A synthesizable ram bist circuit for applying an O(n log/sub 2/ n) test that detects scrambled static pattern-sensitive faults

Abstract

In this paper we describe improvements and extensions to the BIST RAM scheme described earlier by Cockburn and Sat. The first improvement is the use of maximum transition counters, instead of binary counters or linear feedback shift registers, to generate the addresses that are used in the self-test. This change increases the ability of the tests to detect delay faults in the peripheral circuitry. The second improvement is the extension of the original scheme to use a new O(n log/sub 2/ n) test for detecting scrambled static pattern sensitive faults. The O(n log/sub 2/ n) test is similar to a test described by Franklin and Saluja; however, the new test is approximately 20% shorter.

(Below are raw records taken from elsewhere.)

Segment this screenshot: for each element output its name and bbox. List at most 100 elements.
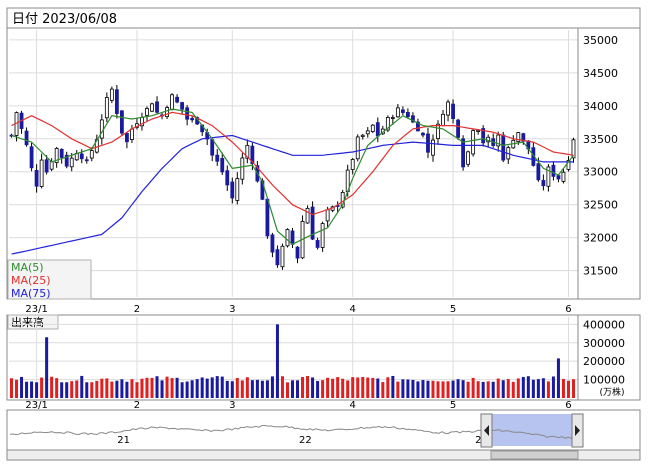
candle — [280, 243, 285, 270]
candle-body — [125, 133, 129, 143]
volume-bar — [65, 382, 69, 398]
candle — [541, 174, 546, 191]
volume-bar — [516, 378, 520, 398]
volume-bar — [290, 380, 295, 398]
volume-bar — [230, 381, 234, 398]
volume-bar — [441, 381, 445, 398]
volume-bar — [521, 376, 525, 398]
volume-bar — [270, 376, 274, 398]
volume-bar — [361, 376, 365, 398]
candle-body — [456, 119, 460, 138]
candle-body — [365, 130, 370, 135]
candle — [471, 129, 476, 157]
candle — [285, 228, 290, 248]
ma-line-MA(25) — [11, 111, 574, 216]
candle — [220, 152, 225, 176]
candle — [406, 108, 410, 119]
volume-bar — [145, 377, 149, 398]
candle-body — [79, 153, 84, 160]
volume-bar — [170, 378, 174, 398]
volume-bar — [416, 381, 420, 398]
navigator-selection — [487, 414, 578, 446]
volume-bar — [306, 376, 310, 398]
nav-scrollbar-track[interactable] — [6, 449, 641, 461]
candle — [29, 142, 34, 172]
candle-body — [571, 139, 576, 159]
candle-body — [355, 136, 360, 160]
candle-body — [89, 150, 94, 159]
volume-bar — [401, 379, 405, 398]
candle — [34, 164, 39, 193]
candle — [315, 237, 320, 250]
volume-bars — [10, 324, 575, 398]
candle — [44, 155, 49, 175]
candle-body — [59, 148, 64, 158]
volume-bar — [326, 377, 330, 398]
candle-body — [476, 130, 481, 132]
candle — [235, 172, 240, 205]
candle — [24, 127, 29, 147]
candle-body — [155, 101, 159, 113]
volume-bar — [75, 380, 79, 398]
volume-tick-label: 400000 — [583, 318, 625, 331]
volume-bar — [70, 381, 74, 398]
candle-body — [421, 132, 425, 136]
volume-bar — [436, 381, 440, 398]
candle-body — [446, 101, 450, 116]
volume-y-axis: 100000 200000 300000 400000 — [583, 318, 625, 386]
ma-legend: MA(5)MA(25)MA(75) — [11, 261, 51, 300]
candle-body — [360, 134, 365, 137]
candle-body — [64, 154, 69, 167]
candle — [215, 149, 220, 166]
volume-bar — [30, 381, 34, 398]
candle — [245, 139, 250, 164]
volume-bar — [451, 380, 455, 398]
volume-bar — [115, 380, 119, 398]
candle — [360, 133, 365, 140]
candle-body — [385, 117, 390, 131]
volume-bar — [511, 381, 515, 398]
volume-bar — [566, 380, 570, 398]
volume-bar — [426, 380, 430, 398]
candle-body — [556, 175, 561, 180]
price-x-tick-label: 3 — [229, 304, 235, 315]
volume-bar — [10, 378, 14, 398]
candle — [416, 118, 420, 132]
candle-body — [310, 206, 315, 240]
candle — [275, 245, 280, 268]
candle — [125, 132, 129, 149]
candle-body — [220, 158, 225, 173]
candle — [466, 150, 471, 168]
volume-bar — [331, 378, 335, 398]
volume-bar — [265, 380, 269, 398]
volume-bar — [296, 380, 300, 398]
candle-body — [406, 112, 410, 118]
volume-bar — [120, 379, 124, 398]
price-y-axis: 31500 32000 32500 33000 33500 34000 34500 35000 — [583, 34, 618, 278]
candle-body — [215, 154, 220, 162]
candle-body — [566, 160, 571, 170]
price-x-tick-label: 6 — [565, 304, 571, 315]
candle-body — [561, 171, 566, 182]
volume-bar — [391, 375, 395, 398]
price-tick-label: 33500 — [583, 133, 618, 146]
volume-bar — [90, 382, 94, 398]
volume-bar — [486, 381, 490, 398]
candle-body — [466, 151, 471, 165]
candle-body — [541, 180, 546, 187]
volume-bar — [546, 381, 550, 398]
navigator-year-label: 22 — [299, 435, 312, 446]
nav-scrollbar-thumb[interactable] — [490, 450, 579, 460]
candle — [155, 96, 159, 114]
candle-body — [546, 166, 551, 187]
volume-bar — [311, 377, 315, 398]
candle — [59, 148, 64, 164]
candle — [390, 114, 395, 125]
candle — [104, 92, 109, 123]
candle-body — [471, 130, 476, 155]
candle-body — [175, 96, 179, 103]
candle — [180, 101, 185, 115]
candle-body — [114, 89, 119, 114]
volume-bar — [85, 382, 89, 398]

In addition, the new test is transparent; that is, the contents of a fault-free memory are restored by the time the self-test has terminated. The RAM BIST circuit for the new scheme was specified and verified using VHSIC Hardware Description Language (VHDL). Instances of the BIST circuit can be synthesized automatically for any arbitrary RAM size using commercial logic synthesis tools. As with the scheme described by Cockburn and Sat, the hardware area overhead of the new scheme is below 1% for 4 Mb RAMs and this figure drops rapidly for larger RAM sizes.